Abstract
This paper describes a methodology for delineating tar surface, incorporating it into a geological model, and the process for numerical modeling of oil viscosity variation with depth above the tar surface. The methodology integrates well log data and compositional fluid analysis to develop a mathematical model that mimics the oil's property variation with depth. While there are a good number of reservoirs that fit this description globally, there is a knowledge gap in literature regarding best practices for dealing with the peculiar challenges of such reservoirs. These challenges include; (i) how to delineate the top-of-tar across the field, (ii) modeling of Saturation Height Function (SHF) in a system where density and wettability is changing with depth, and (iii) the methodology for representing the depth-dependent oil properties (especially viscosity) in reservoir simulation.

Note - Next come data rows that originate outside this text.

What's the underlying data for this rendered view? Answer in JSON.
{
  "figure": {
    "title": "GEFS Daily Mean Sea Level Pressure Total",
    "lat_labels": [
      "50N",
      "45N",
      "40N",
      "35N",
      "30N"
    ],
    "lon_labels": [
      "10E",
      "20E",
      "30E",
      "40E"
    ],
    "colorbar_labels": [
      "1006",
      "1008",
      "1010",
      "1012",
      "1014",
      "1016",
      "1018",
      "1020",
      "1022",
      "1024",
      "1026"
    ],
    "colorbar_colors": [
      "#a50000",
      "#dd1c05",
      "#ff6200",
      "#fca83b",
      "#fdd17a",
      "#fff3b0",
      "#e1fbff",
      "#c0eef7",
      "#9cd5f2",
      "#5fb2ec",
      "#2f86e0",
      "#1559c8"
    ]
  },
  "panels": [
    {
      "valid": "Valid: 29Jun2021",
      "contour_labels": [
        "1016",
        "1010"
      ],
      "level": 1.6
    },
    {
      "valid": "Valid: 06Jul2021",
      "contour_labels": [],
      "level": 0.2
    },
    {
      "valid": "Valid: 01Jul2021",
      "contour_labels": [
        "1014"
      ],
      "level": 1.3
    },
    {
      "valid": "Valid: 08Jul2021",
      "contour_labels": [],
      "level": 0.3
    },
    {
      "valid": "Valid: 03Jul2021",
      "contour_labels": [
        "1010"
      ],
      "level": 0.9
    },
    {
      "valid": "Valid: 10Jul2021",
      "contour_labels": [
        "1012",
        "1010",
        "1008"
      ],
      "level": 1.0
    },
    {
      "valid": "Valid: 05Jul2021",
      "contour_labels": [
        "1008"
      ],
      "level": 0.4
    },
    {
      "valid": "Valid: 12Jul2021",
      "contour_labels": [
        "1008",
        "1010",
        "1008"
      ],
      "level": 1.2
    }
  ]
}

Nuclear magnetic resonance (NMR) logs were used to predict fluid viscosity using a technique discussed by Hursan et al. (2016). Viscosity regions are identified at every well that has an NMR log, and these regions are mapped from well to well across the reservoir. Within each viscosity region, the analysis results of fluid samples collected from wells are used to develop mathematical models of fluid composition variation with depth. A reliable SHF model was achieved by incorporating depth-varying oil density and depth varying wettability into the calculation of J-Function. A compositional reservoir simulation was set-up, using the viscosity regions and the mathematical models describing composition variation with depth, for the respective regions. Using information obtained from literature as a starting point, residual oil saturation was modeled as a function of oil viscosity.
Original reservoir understanding places the top of non-movable oil (tar) at a constant fieldwide subsurface depth, which corresponds to the shallowest historical no-flow drillstem test (DST) depth. Mapping of the NMR viscosity regions across the field resulted in a sloping tar-oil contact (TOC), which resulted in an increase of movable hydrocarbon pore volume. The viscosity versus depth profile from the simulation model matched the observed data, and allow the simulation model better predict well performance. In addition, the simulation model results also matched the depth-variation of observed formation volume factor (FVF) and reservoir fluid density. Some wells that have measured viscosity data but no NMR logs were used as blind-test wells. The simulation model results also matched the measured viscosity at those blind-test wells. These good matches of the oil property variation with depth gave confidence, that the simulation model could be used as an efficient planning tool for ensuring that injectors are placed just-above the tar mat. The use of the simulation model for well planning could reduce the need for geosteering while drilling flank wells, leading to savings in financial costs.
This paper contains a generalized approach that can be used in static and dynamic modeling of reservoirs, where oil changes from light to medium to heavy oil, underlain by tar. It contains recommendations and guidelines to construct a reliable simulation model of such systems.